We conclude that the judge abused her discretion in granting the defendant a new trial. The order granting the defendant's motion for a new trial is vacated. A new order shall enter denying the motion.
[Note 1] In the usual case, the text of the opinion in an appeal from a conviction of murder in the first degree expressly addresses only those claims that have been specifically argued in the appellate briefs; as for issues and possible bases for relief not argued, although we consider them, we typically do not expressly mention them, or mention them only briefly. See, e.g., Commonwealth v. Beneche, 458 Mass. 61 , 81-82 (2010); Commonwealth v. Garvin, 456 Mass. 778 , 800 (2010); Commonwealth v. Guy, 441 Mass. 96 , 113 (2004); Commonwealth v. Johnson, 435 Mass. 113 , 122 n.10 (2001); Commonwealth v. Jones, 432 Mass. 623 , 629-630 n.5, 634 (2000); Commonwealth v. Anderson, 425 Mass. 685 , 691-692 (1997); Commonwealth v. Valentin, 420 Mass. 263 , 275 (1995); Commonwealth v. Daggett, 416 Mass. 347 , 355-356 (1993). Even though we do not itemize or expressly analyze in the text of the opinion all of the points and possible grounds for reversal or reduction that we may have considered, trial judges, counsel, and litigants are entitled to assume that, when this court conducts plenary review in an appeal from a conviction of murder in the first degree, it takes this obligation seriously and conducts a thorough review to the best of its ability. If a judge denies a motion for a new trial because the matter could have been considered on plenary review but remains troubled by the result, she may make a recommendation that the defendant may then present to the single justice.
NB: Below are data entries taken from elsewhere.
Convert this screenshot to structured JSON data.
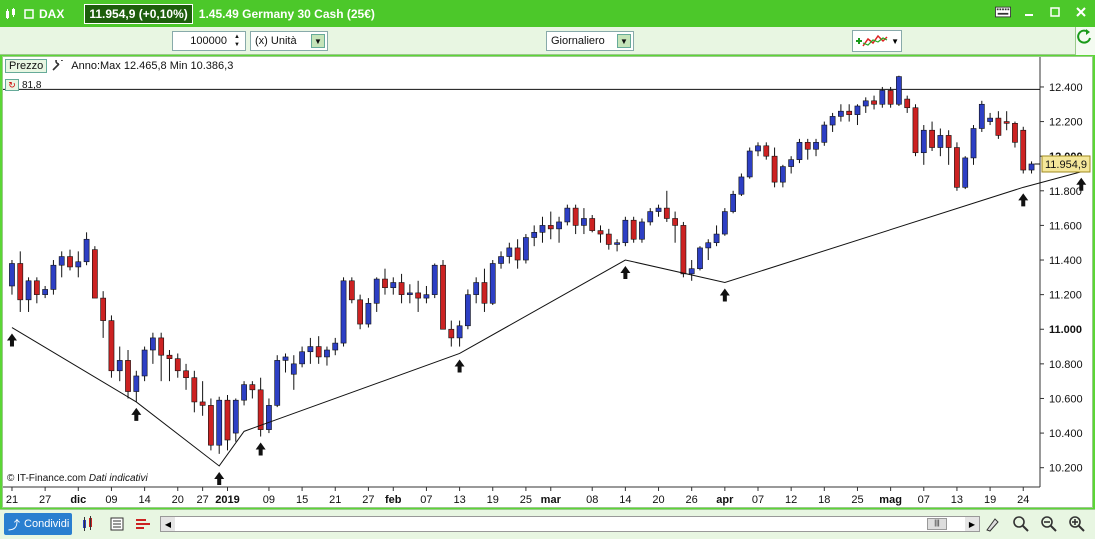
{
  "titlebar": {
    "symbol": "DAX",
    "price": "11.954,9 (+0,10%)",
    "description": "1.45.49 Germany 30 Cash (25€)"
  },
  "toolbar": {
    "quantity": "100000",
    "unit": "(x) Unità",
    "period": "Giornaliero"
  },
  "legend": {
    "badge": "Prezzo",
    "range": "Anno:Max 12.465,8 Min 10.386,3",
    "indicator_value": "81,8"
  },
  "footnote": {
    "source": "© IT-Finance.com",
    "note": "Dati indicativi"
  },
  "bottombar": {
    "share_label": "Condividi"
  },
  "colors": {
    "up": "#2d3fc4",
    "down": "#cc2222",
    "frame": "#4fd12a",
    "last_price_bg": "#f5e79a"
  },
  "chart_data": {
    "type": "candlestick",
    "ylim": [
      10100,
      12550
    ],
    "y_ticks": [
      "10.200",
      "10.400",
      "10.600",
      "10.800",
      "11.000",
      "11.200",
      "11.400",
      "11.600",
      "11.800",
      "12.000",
      "12.200",
      "12.400"
    ],
    "y_tick_values": [
      10200,
      10400,
      10600,
      10800,
      11000,
      11200,
      11400,
      11600,
      11800,
      12000,
      12200,
      12400
    ],
    "x_labels": [
      {
        "label": "21",
        "idx": 0,
        "bold": false
      },
      {
        "label": "27",
        "idx": 4,
        "bold": false
      },
      {
        "label": "dic",
        "idx": 8,
        "bold": true
      },
      {
        "label": "09",
        "idx": 12,
        "bold": false
      },
      {
        "label": "14",
        "idx": 16,
        "bold": false
      },
      {
        "label": "20",
        "idx": 20,
        "bold": false
      },
      {
        "label": "27",
        "idx": 23,
        "bold": false
      },
      {
        "label": "2019",
        "idx": 26,
        "bold": true
      },
      {
        "label": "09",
        "idx": 31,
        "bold": false
      },
      {
        "label": "15",
        "idx": 35,
        "bold": false
      },
      {
        "label": "21",
        "idx": 39,
        "bold": false
      },
      {
        "label": "27",
        "idx": 43,
        "bold": false
      },
      {
        "label": "feb",
        "idx": 46,
        "bold": true
      },
      {
        "label": "07",
        "idx": 50,
        "bold": false
      },
      {
        "label": "13",
        "idx": 54,
        "bold": false
      },
      {
        "label": "19",
        "idx": 58,
        "bold": false
      },
      {
        "label": "25",
        "idx": 62,
        "bold": false
      },
      {
        "label": "mar",
        "idx": 65,
        "bold": true
      },
      {
        "label": "08",
        "idx": 70,
        "bold": false
      },
      {
        "label": "14",
        "idx": 74,
        "bold": false
      },
      {
        "label": "20",
        "idx": 78,
        "bold": false
      },
      {
        "label": "26",
        "idx": 82,
        "bold": false
      },
      {
        "label": "apr",
        "idx": 86,
        "bold": true
      },
      {
        "label": "07",
        "idx": 90,
        "bold": false
      },
      {
        "label": "12",
        "idx": 94,
        "bold": false
      },
      {
        "label": "18",
        "idx": 98,
        "bold": false
      },
      {
        "label": "25",
        "idx": 102,
        "bold": false
      },
      {
        "label": "mag",
        "idx": 106,
        "bold": true
      },
      {
        "label": "07",
        "idx": 110,
        "bold": false
      },
      {
        "label": "13",
        "idx": 114,
        "bold": false
      },
      {
        "label": "19",
        "idx": 118,
        "bold": false
      },
      {
        "label": "24",
        "idx": 122,
        "bold": false
      }
    ],
    "last_price": 11954.9,
    "last_price_label": "11.954,9",
    "max_line": 12386,
    "candles": [
      [
        11250,
        11400,
        11200,
        11380
      ],
      [
        11380,
        11450,
        11100,
        11170
      ],
      [
        11170,
        11300,
        11100,
        11280
      ],
      [
        11280,
        11300,
        11150,
        11200
      ],
      [
        11200,
        11250,
        11180,
        11230
      ],
      [
        11230,
        11400,
        11200,
        11370
      ],
      [
        11370,
        11450,
        11300,
        11420
      ],
      [
        11420,
        11460,
        11340,
        11360
      ],
      [
        11360,
        11450,
        11300,
        11390
      ],
      [
        11390,
        11560,
        11370,
        11520
      ],
      [
        11460,
        11480,
        11200,
        11180
      ],
      [
        11180,
        11220,
        10950,
        11050
      ],
      [
        11050,
        11080,
        10720,
        10760
      ],
      [
        10760,
        10900,
        10700,
        10820
      ],
      [
        10820,
        10880,
        10600,
        10640
      ],
      [
        10640,
        10760,
        10580,
        10730
      ],
      [
        10730,
        10900,
        10700,
        10880
      ],
      [
        10880,
        10980,
        10800,
        10950
      ],
      [
        10950,
        10980,
        10700,
        10850
      ],
      [
        10850,
        10880,
        10700,
        10830
      ],
      [
        10830,
        10860,
        10720,
        10760
      ],
      [
        10760,
        10800,
        10650,
        10720
      ],
      [
        10720,
        10760,
        10520,
        10580
      ],
      [
        10580,
        10700,
        10500,
        10560
      ],
      [
        10560,
        10600,
        10300,
        10330
      ],
      [
        10330,
        10610,
        10280,
        10590
      ],
      [
        10590,
        10620,
        10300,
        10360
      ],
      [
        10400,
        10600,
        10350,
        10590
      ],
      [
        10590,
        10700,
        10560,
        10680
      ],
      [
        10680,
        10700,
        10600,
        10650
      ],
      [
        10650,
        10720,
        10380,
        10420
      ],
      [
        10420,
        10600,
        10400,
        10560
      ],
      [
        10560,
        10850,
        10550,
        10820
      ],
      [
        10820,
        10860,
        10750,
        10840
      ],
      [
        10740,
        10850,
        10650,
        10800
      ],
      [
        10800,
        10900,
        10780,
        10870
      ],
      [
        10870,
        10950,
        10800,
        10900
      ],
      [
        10900,
        10960,
        10800,
        10840
      ],
      [
        10840,
        10900,
        10790,
        10880
      ],
      [
        10880,
        10950,
        10850,
        10920
      ],
      [
        10920,
        11300,
        10900,
        11280
      ],
      [
        11280,
        11300,
        11150,
        11170
      ],
      [
        11170,
        11200,
        11000,
        11030
      ],
      [
        11030,
        11180,
        11010,
        11150
      ],
      [
        11150,
        11300,
        11100,
        11290
      ],
      [
        11290,
        11350,
        11200,
        11240
      ],
      [
        11240,
        11300,
        11200,
        11270
      ],
      [
        11270,
        11320,
        11150,
        11200
      ],
      [
        11200,
        11260,
        11150,
        11210
      ],
      [
        11210,
        11280,
        11100,
        11180
      ],
      [
        11180,
        11250,
        11150,
        11200
      ],
      [
        11200,
        11380,
        11180,
        11370
      ],
      [
        11370,
        11400,
        11000,
        11000
      ],
      [
        11000,
        11050,
        10900,
        10950
      ],
      [
        10950,
        11050,
        10900,
        11020
      ],
      [
        11020,
        11230,
        11000,
        11200
      ],
      [
        11200,
        11300,
        11150,
        11270
      ],
      [
        11270,
        11350,
        11100,
        11150
      ],
      [
        11150,
        11400,
        11140,
        11380
      ],
      [
        11380,
        11450,
        11350,
        11420
      ],
      [
        11420,
        11500,
        11380,
        11470
      ],
      [
        11470,
        11520,
        11350,
        11400
      ],
      [
        11400,
        11550,
        11380,
        11530
      ],
      [
        11530,
        11600,
        11480,
        11560
      ],
      [
        11560,
        11650,
        11500,
        11600
      ],
      [
        11600,
        11680,
        11520,
        11580
      ],
      [
        11580,
        11650,
        11500,
        11620
      ],
      [
        11620,
        11720,
        11600,
        11700
      ],
      [
        11700,
        11720,
        11550,
        11600
      ],
      [
        11600,
        11700,
        11550,
        11640
      ],
      [
        11640,
        11660,
        11560,
        11570
      ],
      [
        11570,
        11600,
        11500,
        11550
      ],
      [
        11550,
        11580,
        11460,
        11490
      ],
      [
        11490,
        11520,
        11450,
        11500
      ],
      [
        11500,
        11650,
        11480,
        11630
      ],
      [
        11630,
        11650,
        11500,
        11520
      ],
      [
        11520,
        11640,
        11500,
        11620
      ],
      [
        11620,
        11700,
        11600,
        11680
      ],
      [
        11680,
        11720,
        11650,
        11700
      ],
      [
        11700,
        11800,
        11620,
        11640
      ],
      [
        11640,
        11680,
        11500,
        11600
      ],
      [
        11600,
        11620,
        11300,
        11320
      ],
      [
        11320,
        11400,
        11280,
        11350
      ],
      [
        11350,
        11480,
        11340,
        11470
      ],
      [
        11470,
        11520,
        11400,
        11500
      ],
      [
        11500,
        11600,
        11480,
        11550
      ],
      [
        11550,
        11700,
        11540,
        11680
      ],
      [
        11680,
        11800,
        11670,
        11780
      ],
      [
        11780,
        11900,
        11770,
        11880
      ],
      [
        11880,
        12050,
        11870,
        12030
      ],
      [
        12030,
        12080,
        12000,
        12060
      ],
      [
        12060,
        12080,
        11980,
        12000
      ],
      [
        12000,
        12050,
        11820,
        11850
      ],
      [
        11850,
        11950,
        11820,
        11940
      ],
      [
        11940,
        12000,
        11900,
        11980
      ],
      [
        11980,
        12100,
        11960,
        12080
      ],
      [
        12080,
        12100,
        11980,
        12040
      ],
      [
        12040,
        12100,
        12000,
        12080
      ],
      [
        12080,
        12200,
        12060,
        12180
      ],
      [
        12180,
        12250,
        12140,
        12230
      ],
      [
        12230,
        12300,
        12200,
        12260
      ],
      [
        12260,
        12300,
        12200,
        12240
      ],
      [
        12240,
        12300,
        12180,
        12290
      ],
      [
        12290,
        12340,
        12250,
        12320
      ],
      [
        12320,
        12350,
        12270,
        12300
      ],
      [
        12300,
        12400,
        12280,
        12380
      ],
      [
        12380,
        12400,
        12280,
        12300
      ],
      [
        12300,
        12465,
        12290,
        12460
      ],
      [
        12330,
        12350,
        12250,
        12280
      ],
      [
        12280,
        12300,
        12000,
        12020
      ],
      [
        12020,
        12180,
        11950,
        12150
      ],
      [
        12150,
        12200,
        12030,
        12050
      ],
      [
        12050,
        12160,
        12000,
        12120
      ],
      [
        12120,
        12150,
        11950,
        12050
      ],
      [
        12050,
        12080,
        11800,
        11820
      ],
      [
        11820,
        12000,
        11810,
        11990
      ],
      [
        11990,
        12180,
        11950,
        12160
      ],
      [
        12160,
        12320,
        12140,
        12300
      ],
      [
        12200,
        12250,
        12180,
        12220
      ],
      [
        12220,
        12260,
        12100,
        12120
      ],
      [
        12200,
        12260,
        12150,
        12190
      ],
      [
        12190,
        12200,
        12050,
        12080
      ],
      [
        12150,
        12170,
        11900,
        11920
      ],
      [
        11920,
        11970,
        11900,
        11955
      ]
    ],
    "trendline": [
      {
        "idx": 0,
        "value": 11010
      },
      {
        "idx": 15,
        "value": 10580
      },
      {
        "idx": 25,
        "value": 10210
      },
      {
        "idx": 28,
        "value": 10410
      },
      {
        "idx": 54,
        "value": 10860
      },
      {
        "idx": 74,
        "value": 11400
      },
      {
        "idx": 86,
        "value": 11270
      },
      {
        "idx": 122,
        "value": 11820
      },
      {
        "idx": 129,
        "value": 11910
      }
    ],
    "arrows": [
      0,
      15,
      25,
      30,
      54,
      74,
      86,
      122,
      129
    ]
  }
}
[Note 2] The substantial likelihood of a miscarriage of justice standard that is associated with plenary review under G. L. c. 278, § 33E, and which we have said is more forgiving to a defendant than the substantial risk standard applicable in other criminal cases, see Commonwealth v. Amirault, 424 Mass. 618 , 646 n.20 (1997), and cases cited, is limited to the direct appeal. See Commonwealth v. Wright, 411 Mass. 678 , 682 n.1 (1992).
[Note 3] Commonwealth v. Semedo, 422 Mass. 716 , 726-727 (1996), involved a direct appeal, hence the application of the substantial likelihood standard. The instant appeal involves collateral review, hence application of the substantial risk standard. See Commonwealth v. Randolph, 438 Mass. 290 , 297 (2002).
[Note 4] In Commonwealth v. Semedo, supra at 727, citing Commonwealth v. Hunter, 416 Mass. 831 , 836-837 (1994), S.C., 427 Mass. 651 (1998), the court said that jurors henceforth must be instructed that a verdict of extreme atrocity or cruelty must be based on evidence of at least one Cunneen factor.